Purpose: To discuss planning target volumes (PTVs) based on internal target volume (PTVITV), exhale-gated radiotherapy (PTVGating), and a new proposed midposition (PTVMidP; time-weighted mean tumor position) and compare them with the conventional free-breathing CT scan PTV (PTVConv).
Methods and materials: Respiratory motion induces systematic and random geometric uncertainties. Their contribution to the clinical target volume (CTV)-to-PTV margins differs for each PTV approach. The uncertainty margins were calculated using a dose-probability-based margin recipe (based on patient statistics). Tumor motion in four-dimensional CT scans was determined using a local rigid registration of the tumor. Geometric uncertainties for interfractional setup errors and tumor baseline variation were included. For PTVGating, the residual motion within a 30% gating (time) window was determined. The concepts were evaluated in terms of required CTV-to-PTV margin and PTV volume for 45 patients.

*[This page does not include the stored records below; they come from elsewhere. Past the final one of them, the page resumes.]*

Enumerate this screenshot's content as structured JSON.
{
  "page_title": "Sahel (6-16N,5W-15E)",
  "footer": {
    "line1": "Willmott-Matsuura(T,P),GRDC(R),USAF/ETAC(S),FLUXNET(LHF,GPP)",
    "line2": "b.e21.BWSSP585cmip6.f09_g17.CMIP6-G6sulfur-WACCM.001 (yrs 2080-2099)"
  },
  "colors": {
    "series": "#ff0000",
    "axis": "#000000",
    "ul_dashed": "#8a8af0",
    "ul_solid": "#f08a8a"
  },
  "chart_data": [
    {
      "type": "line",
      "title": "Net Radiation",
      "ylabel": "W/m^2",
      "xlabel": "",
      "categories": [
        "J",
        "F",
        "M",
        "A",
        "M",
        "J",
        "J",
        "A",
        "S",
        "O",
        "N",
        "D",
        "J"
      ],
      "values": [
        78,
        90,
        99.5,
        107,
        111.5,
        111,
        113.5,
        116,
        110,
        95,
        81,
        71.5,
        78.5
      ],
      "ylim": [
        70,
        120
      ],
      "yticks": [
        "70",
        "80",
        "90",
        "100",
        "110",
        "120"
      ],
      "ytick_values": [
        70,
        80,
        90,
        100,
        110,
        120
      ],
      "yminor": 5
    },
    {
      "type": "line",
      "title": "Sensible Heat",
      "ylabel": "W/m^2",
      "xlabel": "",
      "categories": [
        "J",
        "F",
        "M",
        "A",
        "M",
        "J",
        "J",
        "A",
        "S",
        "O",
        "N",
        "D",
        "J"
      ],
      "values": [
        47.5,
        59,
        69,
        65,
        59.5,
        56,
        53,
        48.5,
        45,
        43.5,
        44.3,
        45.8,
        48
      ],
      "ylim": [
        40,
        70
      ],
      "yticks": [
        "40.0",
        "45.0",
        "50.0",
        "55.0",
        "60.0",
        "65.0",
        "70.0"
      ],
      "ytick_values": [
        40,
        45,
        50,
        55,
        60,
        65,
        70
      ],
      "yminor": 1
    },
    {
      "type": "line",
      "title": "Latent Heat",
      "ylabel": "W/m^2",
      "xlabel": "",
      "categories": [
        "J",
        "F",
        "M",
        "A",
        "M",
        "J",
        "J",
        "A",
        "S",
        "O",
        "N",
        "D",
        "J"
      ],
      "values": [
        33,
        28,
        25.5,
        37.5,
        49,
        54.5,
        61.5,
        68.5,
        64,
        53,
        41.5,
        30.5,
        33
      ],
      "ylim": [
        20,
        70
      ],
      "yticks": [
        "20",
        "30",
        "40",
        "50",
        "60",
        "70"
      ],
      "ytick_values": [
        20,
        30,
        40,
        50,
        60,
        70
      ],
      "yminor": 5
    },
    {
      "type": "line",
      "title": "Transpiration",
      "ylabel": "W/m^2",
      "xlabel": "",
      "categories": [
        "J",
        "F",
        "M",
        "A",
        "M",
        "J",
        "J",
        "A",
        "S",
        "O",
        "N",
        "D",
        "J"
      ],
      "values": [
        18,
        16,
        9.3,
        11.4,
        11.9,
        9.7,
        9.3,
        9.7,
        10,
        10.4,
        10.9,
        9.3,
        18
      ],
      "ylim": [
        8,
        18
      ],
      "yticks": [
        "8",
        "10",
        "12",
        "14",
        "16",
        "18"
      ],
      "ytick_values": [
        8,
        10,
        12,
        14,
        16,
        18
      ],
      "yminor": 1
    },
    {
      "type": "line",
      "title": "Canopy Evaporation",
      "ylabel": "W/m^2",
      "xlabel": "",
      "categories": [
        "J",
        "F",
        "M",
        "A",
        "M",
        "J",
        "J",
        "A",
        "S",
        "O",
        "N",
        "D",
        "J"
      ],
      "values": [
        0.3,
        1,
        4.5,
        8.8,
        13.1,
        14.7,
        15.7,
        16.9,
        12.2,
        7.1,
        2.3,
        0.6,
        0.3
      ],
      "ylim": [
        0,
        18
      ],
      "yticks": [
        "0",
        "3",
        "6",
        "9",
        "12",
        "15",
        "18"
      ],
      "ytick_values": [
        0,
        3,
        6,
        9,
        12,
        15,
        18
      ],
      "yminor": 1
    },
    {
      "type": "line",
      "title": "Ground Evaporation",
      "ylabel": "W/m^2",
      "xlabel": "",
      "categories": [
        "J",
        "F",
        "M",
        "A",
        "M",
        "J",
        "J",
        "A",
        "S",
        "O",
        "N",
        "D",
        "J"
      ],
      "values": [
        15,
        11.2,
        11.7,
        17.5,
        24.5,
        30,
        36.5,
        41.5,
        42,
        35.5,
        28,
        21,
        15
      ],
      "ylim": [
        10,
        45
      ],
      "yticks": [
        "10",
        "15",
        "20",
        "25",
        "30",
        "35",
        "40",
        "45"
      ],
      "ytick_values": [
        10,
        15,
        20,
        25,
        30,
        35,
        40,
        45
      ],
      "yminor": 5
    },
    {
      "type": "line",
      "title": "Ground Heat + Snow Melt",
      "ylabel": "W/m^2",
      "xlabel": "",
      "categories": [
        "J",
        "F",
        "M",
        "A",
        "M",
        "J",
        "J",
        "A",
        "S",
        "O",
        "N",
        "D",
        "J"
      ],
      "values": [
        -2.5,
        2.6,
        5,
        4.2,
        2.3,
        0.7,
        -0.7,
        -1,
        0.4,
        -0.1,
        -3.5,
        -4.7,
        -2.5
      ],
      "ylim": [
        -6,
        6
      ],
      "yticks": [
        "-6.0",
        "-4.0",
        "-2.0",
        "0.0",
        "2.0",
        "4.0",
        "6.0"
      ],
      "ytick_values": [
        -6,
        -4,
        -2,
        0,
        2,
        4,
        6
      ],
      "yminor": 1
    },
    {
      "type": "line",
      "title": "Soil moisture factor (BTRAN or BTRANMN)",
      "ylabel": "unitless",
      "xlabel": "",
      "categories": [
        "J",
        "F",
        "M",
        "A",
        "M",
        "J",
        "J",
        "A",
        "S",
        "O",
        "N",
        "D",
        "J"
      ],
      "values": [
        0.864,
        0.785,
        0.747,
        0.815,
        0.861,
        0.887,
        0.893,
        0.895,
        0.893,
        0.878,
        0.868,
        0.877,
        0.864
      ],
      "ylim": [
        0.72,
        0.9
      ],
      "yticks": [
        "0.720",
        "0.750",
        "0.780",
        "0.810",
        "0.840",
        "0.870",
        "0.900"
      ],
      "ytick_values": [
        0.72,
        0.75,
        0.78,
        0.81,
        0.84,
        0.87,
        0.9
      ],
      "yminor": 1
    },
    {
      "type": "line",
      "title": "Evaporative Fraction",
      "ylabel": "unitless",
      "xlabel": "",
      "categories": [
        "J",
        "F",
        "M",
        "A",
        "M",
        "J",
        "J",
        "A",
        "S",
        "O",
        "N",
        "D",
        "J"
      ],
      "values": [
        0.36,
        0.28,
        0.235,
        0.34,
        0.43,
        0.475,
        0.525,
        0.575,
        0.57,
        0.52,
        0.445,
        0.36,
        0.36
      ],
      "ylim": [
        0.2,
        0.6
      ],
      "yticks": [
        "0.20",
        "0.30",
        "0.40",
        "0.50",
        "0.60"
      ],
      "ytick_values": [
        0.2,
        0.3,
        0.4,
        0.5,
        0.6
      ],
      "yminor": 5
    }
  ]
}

Results: Over the patient group, the PTVITV was on average larger (+6%) and the PTVGating and PTVMidP smaller (-10%) than the PTVConv using an off-line (bony anatomy) setup correction protocol. With an on-line (soft tissue) protocol the differences in PTV compared with PTVConv were +33%, -4%, and 0, respectively.
Conclusions: The internal target volume method resulted in a significantly larger PTV than conventional CT scanning. The exhale-gated and mid-position approaches were comparable in terms of PTV. However, mid-position (or mid-ventilation) is easier to use in the clinic because it only affects the planning part of treatment and not the delivery.